# Is This The Ultimate Luxury Trailer?



## mv945 (Jul 18, 2006)

http://www.tabbert.de/paganini/en/index.html
$55,000
Would look good behind an Escalade or Cayenne  Not exactly your 'roughing it out in the woods' trailer.
Airstream eat your heart out, lol


----------



## skippershe (May 22, 2006)

Yep, that's one highfalutin' fancy box on wheels!


----------



## PDX_Doug (Nov 16, 2004)

Beautiful!

Happy Trails,
Doug


----------



## john7349 (Jan 13, 2008)

Very nice indeed, but I'll stick with my 21RS


----------



## Nathan (Jan 2, 2007)

I do like it. A little small though.....









Of course on 2nd thought, 2100kg is a bit heavy for a trailer in Europe.


----------



## tdvffjohn (Mar 10, 2005)

Like the 21 st century styling. The one feature for the dry camping crowd was dimmable lights. Why didn t Keystone think of that?


----------



## Doxie-Doglover-Too (Jan 25, 2007)

tdvffjohn said:


> Like the 21 st century styling. The one feature for the dry camping crowd was dimmable lights. Why didn t Keystone think of that?
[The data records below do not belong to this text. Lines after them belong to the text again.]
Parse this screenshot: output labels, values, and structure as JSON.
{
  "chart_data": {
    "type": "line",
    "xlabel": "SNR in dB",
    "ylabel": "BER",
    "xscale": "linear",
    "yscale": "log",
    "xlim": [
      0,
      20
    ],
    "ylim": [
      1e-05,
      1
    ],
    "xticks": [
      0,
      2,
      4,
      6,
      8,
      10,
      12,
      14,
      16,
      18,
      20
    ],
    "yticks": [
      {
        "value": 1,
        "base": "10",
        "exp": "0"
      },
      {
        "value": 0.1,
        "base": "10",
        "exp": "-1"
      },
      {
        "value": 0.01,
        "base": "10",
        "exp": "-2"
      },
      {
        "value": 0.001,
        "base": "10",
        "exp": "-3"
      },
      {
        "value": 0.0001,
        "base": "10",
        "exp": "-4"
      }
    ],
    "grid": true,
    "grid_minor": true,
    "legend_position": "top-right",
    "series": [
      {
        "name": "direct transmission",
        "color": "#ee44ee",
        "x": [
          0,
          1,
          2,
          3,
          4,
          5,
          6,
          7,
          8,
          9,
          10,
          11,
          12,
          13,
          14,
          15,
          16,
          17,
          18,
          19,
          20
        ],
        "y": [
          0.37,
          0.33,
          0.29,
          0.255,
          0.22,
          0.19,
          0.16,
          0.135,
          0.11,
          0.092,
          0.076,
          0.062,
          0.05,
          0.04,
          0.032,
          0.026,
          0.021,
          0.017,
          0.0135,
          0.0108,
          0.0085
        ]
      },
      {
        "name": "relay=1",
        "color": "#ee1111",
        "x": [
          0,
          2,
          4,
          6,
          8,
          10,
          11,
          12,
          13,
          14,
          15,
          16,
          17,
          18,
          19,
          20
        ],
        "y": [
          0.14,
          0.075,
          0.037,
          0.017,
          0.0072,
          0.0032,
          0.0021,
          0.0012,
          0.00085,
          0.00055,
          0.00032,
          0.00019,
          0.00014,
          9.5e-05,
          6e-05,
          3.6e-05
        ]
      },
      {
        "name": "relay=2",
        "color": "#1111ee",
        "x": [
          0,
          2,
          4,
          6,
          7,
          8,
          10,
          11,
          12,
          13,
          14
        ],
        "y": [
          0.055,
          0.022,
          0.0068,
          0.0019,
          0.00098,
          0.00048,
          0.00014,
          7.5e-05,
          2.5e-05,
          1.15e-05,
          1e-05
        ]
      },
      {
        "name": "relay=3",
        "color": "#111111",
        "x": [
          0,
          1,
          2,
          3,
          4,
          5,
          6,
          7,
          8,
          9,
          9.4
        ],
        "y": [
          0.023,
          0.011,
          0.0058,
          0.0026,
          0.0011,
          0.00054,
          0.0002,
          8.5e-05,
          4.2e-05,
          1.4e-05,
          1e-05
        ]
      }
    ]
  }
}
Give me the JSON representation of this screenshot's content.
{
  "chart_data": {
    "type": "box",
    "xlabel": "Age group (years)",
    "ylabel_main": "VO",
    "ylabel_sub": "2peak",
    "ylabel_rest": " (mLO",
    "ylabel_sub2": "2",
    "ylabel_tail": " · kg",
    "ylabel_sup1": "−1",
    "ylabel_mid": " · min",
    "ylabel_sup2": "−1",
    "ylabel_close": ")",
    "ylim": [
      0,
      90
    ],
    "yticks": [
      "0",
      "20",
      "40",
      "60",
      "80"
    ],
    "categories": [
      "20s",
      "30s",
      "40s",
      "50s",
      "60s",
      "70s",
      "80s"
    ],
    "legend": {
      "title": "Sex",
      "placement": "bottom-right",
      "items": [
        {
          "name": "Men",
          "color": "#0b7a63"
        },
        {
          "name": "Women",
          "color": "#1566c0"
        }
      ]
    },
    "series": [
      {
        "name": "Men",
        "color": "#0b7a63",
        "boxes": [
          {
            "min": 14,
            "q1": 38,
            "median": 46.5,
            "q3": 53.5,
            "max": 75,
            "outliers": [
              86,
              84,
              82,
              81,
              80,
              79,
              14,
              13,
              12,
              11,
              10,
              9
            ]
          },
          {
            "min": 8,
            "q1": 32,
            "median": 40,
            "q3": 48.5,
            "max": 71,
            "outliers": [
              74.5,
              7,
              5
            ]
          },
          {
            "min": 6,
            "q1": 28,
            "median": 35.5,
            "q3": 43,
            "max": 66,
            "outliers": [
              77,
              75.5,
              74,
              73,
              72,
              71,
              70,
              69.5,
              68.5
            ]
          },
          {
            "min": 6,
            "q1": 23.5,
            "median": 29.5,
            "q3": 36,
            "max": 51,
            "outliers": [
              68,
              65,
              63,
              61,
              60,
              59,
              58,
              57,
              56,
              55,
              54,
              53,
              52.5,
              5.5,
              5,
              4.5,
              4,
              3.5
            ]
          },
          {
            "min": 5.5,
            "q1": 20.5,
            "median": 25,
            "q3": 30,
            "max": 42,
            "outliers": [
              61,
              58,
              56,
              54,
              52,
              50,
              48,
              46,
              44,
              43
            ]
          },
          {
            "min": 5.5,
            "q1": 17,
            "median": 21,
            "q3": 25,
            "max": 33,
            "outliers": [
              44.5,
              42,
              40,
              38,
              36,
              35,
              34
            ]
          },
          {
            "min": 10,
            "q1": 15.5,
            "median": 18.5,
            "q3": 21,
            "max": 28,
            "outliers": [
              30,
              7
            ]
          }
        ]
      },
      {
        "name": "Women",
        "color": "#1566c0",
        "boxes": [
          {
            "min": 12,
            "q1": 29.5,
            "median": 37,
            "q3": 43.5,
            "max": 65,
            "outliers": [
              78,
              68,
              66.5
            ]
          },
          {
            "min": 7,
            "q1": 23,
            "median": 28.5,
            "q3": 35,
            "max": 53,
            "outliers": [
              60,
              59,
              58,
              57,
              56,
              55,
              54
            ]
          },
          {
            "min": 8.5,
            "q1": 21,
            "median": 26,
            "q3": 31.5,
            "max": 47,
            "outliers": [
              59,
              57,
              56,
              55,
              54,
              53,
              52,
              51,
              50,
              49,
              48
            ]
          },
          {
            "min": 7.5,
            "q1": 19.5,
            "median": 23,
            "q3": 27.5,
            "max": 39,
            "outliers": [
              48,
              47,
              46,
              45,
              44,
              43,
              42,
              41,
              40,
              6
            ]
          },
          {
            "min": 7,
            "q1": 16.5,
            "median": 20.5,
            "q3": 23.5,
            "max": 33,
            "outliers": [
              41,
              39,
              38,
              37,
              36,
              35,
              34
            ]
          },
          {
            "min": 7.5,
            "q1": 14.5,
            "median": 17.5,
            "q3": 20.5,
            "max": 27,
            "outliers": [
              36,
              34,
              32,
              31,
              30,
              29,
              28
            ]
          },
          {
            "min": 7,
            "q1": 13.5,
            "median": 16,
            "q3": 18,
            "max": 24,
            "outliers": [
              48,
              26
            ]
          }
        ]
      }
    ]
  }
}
why didn't Keystone make fiberglass that cracked for no apparent reason


----------



## Scoutr2 (Aug 21, 2006)

Nathan said:


> I do like it. A little small though.....
> 
> 
> 
> ...


No slideouts - but it is 28' long and dry weight is 4210#. This is a MONSTER for Europe!

Mike


----------



## Sluggo54 (Jun 15, 2005)

What the heck kind of hitch is that?

Sluggo


----------



## wolfwood (Sep 19, 2005)

Yeah ... ok.

But ...







no thanks.


----------



## Silvrsled (Jul 24, 2008)

Looks like it has disk brakes.


----------



## Collinsfam_WY (Nov 9, 2006)

Does anyone know why British "caravans" do not have slides? Out of curiosity I looked at 4-5 Caravan Mfg's and none had slides. I guess it is some sort of govt. regulation but I dunno. Can anyone enlighten us on that?

-CC


----------



## Camper Louise (Aug 7, 2004)

very nice looking but I could not function with a kitchen sink that should be on an airplane...too small...


----------



## garyb1st (Dec 6, 2007)

Where does the motorcycle go?


----------



## Nathan (Jan 2, 2007)

Sluggo54 said:


> What the heck kind of hitch is that?
> 
> Sluggo


One of those nice Euro Jobs. Remember, they run very low tounge weights over there.


----------